Punta Cana, RD.– La aerolínea estadounidense de ultra bajo costo Spirit Airlines anunció el cierre definitivo de sus operaciones tras 34 años en el mercado, una noticia que genera preocupación en la industria aérea y turística del Caribe, debido al importante rol que desempeñó en la democratización de los viajes entre Estados Unidos, República Dominicana y otros destinos regionales.
La compañía confirmó este sábado 2 de mayo el cese inmediato de sus operaciones, cancelando todos sus vuelos y suspendiendo sus servicios de atención al cliente, poniendo fin a la historia de una de las aerolíneas más reconocidas del segmento “ultra low cost” en Norteamérica.
“Estamos orgullosos del impacto de nuestro modelo de ultra bajo costo en la industria durante los últimos 34 años y esperábamos atender a nuestros clientes durante muchos años más”, expresó la empresa en un comunicado oficial.
La desaparición de Spirit representa un duro golpe para la conectividad aérea del Caribe y América Latina, especialmente para destinos altamente dependientes del turismo estadounidense y del segmento de viajeros sensibles al precio.

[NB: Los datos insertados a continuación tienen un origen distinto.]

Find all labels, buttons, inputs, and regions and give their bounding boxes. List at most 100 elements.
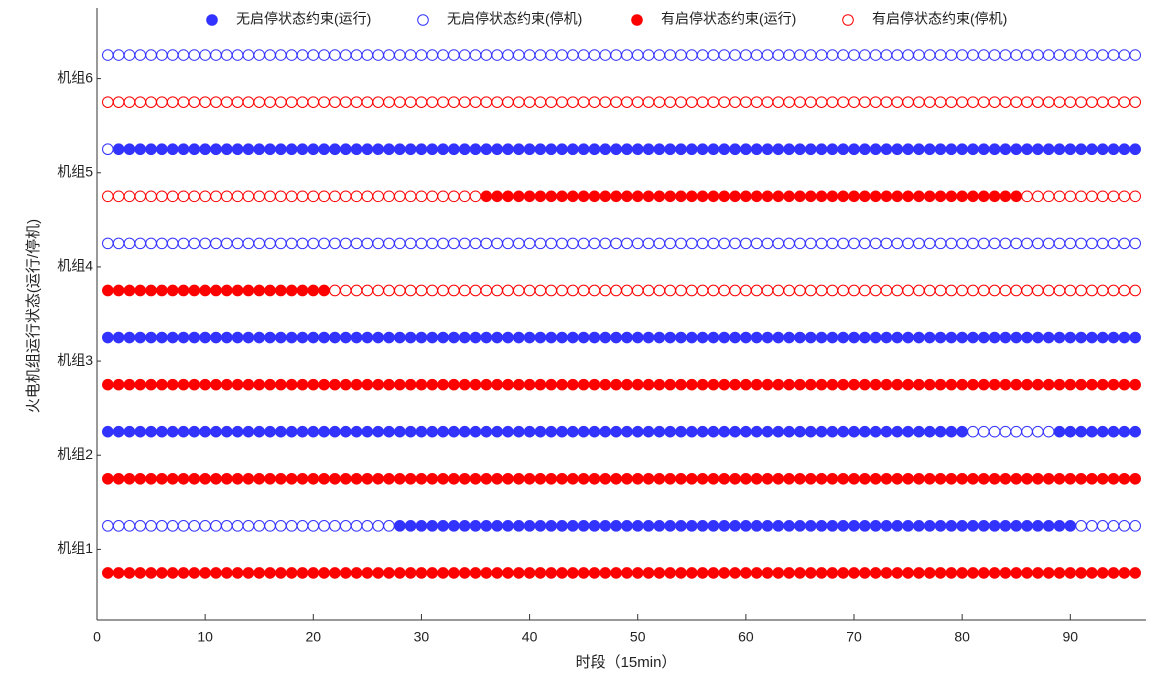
stop-point	[188, 49, 201, 61]
run-point	[750, 331, 763, 344]
stop-point	[394, 237, 406, 250]
run-point	[112, 378, 125, 391]
run-point	[1042, 331, 1055, 344]
stop-point	[1118, 96, 1131, 108]
legend-label: 无启停状态约束(停机)	[447, 11, 582, 27]
run-point	[372, 567, 384, 579]
run-point	[1053, 472, 1066, 485]
run-point	[977, 143, 990, 156]
run-point	[956, 520, 968, 532]
run-point	[231, 567, 244, 579]
run-point	[112, 284, 125, 297]
stop-point	[145, 49, 157, 61]
run-point	[556, 331, 568, 344]
run-point	[523, 331, 536, 344]
run-point	[707, 425, 720, 438]
stop-point	[242, 190, 255, 203]
run-point	[523, 143, 536, 156]
run-point	[253, 284, 266, 297]
run-point	[275, 472, 287, 485]
stop-point	[1042, 49, 1055, 61]
run-point	[469, 378, 482, 391]
run-point	[210, 284, 222, 297]
run-point	[1075, 567, 1087, 579]
run-point	[880, 378, 893, 391]
run-point	[491, 472, 503, 485]
stop-point	[480, 49, 493, 61]
run-point	[913, 520, 925, 532]
run-point	[1064, 520, 1077, 532]
run-point	[707, 143, 720, 156]
run-point	[815, 190, 828, 203]
stop-point	[729, 237, 741, 250]
stop-point	[934, 237, 947, 250]
run-point	[772, 331, 785, 344]
run-point	[145, 567, 157, 579]
stop-point	[102, 237, 114, 250]
run-point	[945, 190, 958, 203]
stop-point	[177, 520, 190, 532]
run-point	[729, 425, 741, 438]
run-point	[880, 331, 893, 344]
stop-point	[145, 190, 157, 203]
run-point	[567, 331, 579, 344]
run-point	[675, 190, 687, 203]
run-point	[588, 143, 601, 156]
run-point	[339, 472, 352, 485]
run-point	[426, 472, 439, 485]
stop-point	[480, 96, 493, 108]
stop-point	[415, 49, 428, 61]
run-point	[902, 143, 914, 156]
stop-point	[296, 520, 309, 532]
stop-point	[307, 49, 320, 61]
stop-point	[750, 49, 763, 61]
run-point	[1021, 331, 1033, 344]
run-point	[296, 284, 309, 297]
run-point	[621, 472, 633, 485]
y-tick-label: 机组5	[57, 163, 93, 179]
run-point	[740, 425, 752, 438]
run-point	[967, 143, 979, 156]
stop-point	[750, 284, 763, 297]
stop-point	[729, 284, 741, 297]
run-point	[945, 520, 958, 532]
run-point	[307, 472, 320, 485]
stop-point	[707, 96, 720, 108]
stop-point	[772, 237, 785, 250]
stop-point	[523, 49, 536, 61]
run-point	[621, 378, 633, 391]
run-point	[610, 567, 622, 579]
stop-point	[1075, 190, 1087, 203]
run-point	[134, 284, 147, 297]
stop-point	[599, 237, 612, 250]
run-point	[923, 520, 936, 532]
run-point	[469, 331, 482, 344]
run-point	[1053, 425, 1066, 438]
run-point	[837, 331, 849, 344]
stop-point	[383, 284, 395, 297]
stop-point	[361, 96, 374, 108]
run-point	[534, 331, 547, 344]
run-point	[177, 378, 190, 391]
run-point	[610, 520, 622, 532]
stop-point	[815, 237, 828, 250]
stop-point	[339, 284, 352, 297]
run-point	[599, 567, 612, 579]
run-point	[1032, 567, 1044, 579]
run-point	[869, 143, 882, 156]
run-point	[491, 378, 503, 391]
stop-point	[210, 96, 222, 108]
stop-point	[1096, 237, 1109, 250]
run-point	[404, 331, 417, 344]
run-point	[318, 331, 330, 344]
run-point	[577, 472, 590, 485]
stop-point	[869, 237, 882, 250]
run-point	[718, 520, 731, 532]
stop-point	[502, 237, 514, 250]
x-axis-label: 时段（15min）	[576, 654, 677, 671]
run-point	[404, 425, 417, 438]
stop-point	[123, 520, 136, 532]
run-point	[567, 143, 579, 156]
legend-marker	[842, 14, 854, 26]
stop-point	[967, 284, 979, 297]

Durante años, la aerolínea contribuyó significativamente al crecimiento del tráfico turístico hacia República Dominicana, Puerto Rico, Jamaica, Colombia, Perú y otros mercados regionales, gracias a sus tarifas competitivas y conexiones directas desde ciudades secundarias de Estados Unidos.
En el caso dominicano, aunque la empresa ya había reducido considerablemente sus operaciones tras declararse en bancarrota meses atrás, mantenía presencia en el mercado. En el Aeropuerto Internacional de Punta Cana operaba únicamente un vuelo diario desde Fort Lauderdale-Hollywood International Airport bajo la frecuencia NK783 de lunes a viernes.
El último vuelo de Spirit que tocó suelo dominicano fue el pasado 30 de abril, marcando así el final de una operación que durante años movilizó miles de pasajeros entre Estados Unidos y los principales polos turísticos del Caribe.
Según supo Online Plus, los pasajeros afectados ya están siendo reubicados por otras aerolíneas norteamericanas para garantizar su retorno a sus destinos de origen.
El cierre también deja un vacío importante en términos de competencia tarifaria. Analistas del sector consideran que la salida de Spirit podría traducirse en un aumento de precios en varias rutas regionales, particularmente en aquellas donde la aerolínea ejercía presión competitiva sobre compañías tradicionales y otras “low cost”.
Asimismo, el impacto se sentirá en destinos turísticos como Punta Cana, Cancún, San Juan y Montego Bay, que durante años aprovecharon el modelo de bajo costo para captar viajeros jóvenes, familias y turistas de corta estadía.
La administración del presidente Donald Trump habría evaluado un posible rescate financiero para evitar la quiebra de la compañía, afectada por severos problemas de liquidez y elevados costos operativos, aunque finalmente no se logró concretar un acuerdo.
Con la desaparición de Spirit Airlines, la aviación regional pierde uno de los actores más agresivos y disruptivos de las últimas décadas, dejando incertidumbre sobre cómo evolucionará el mercado aéreo de bajo costo en el Caribe en los próximos años.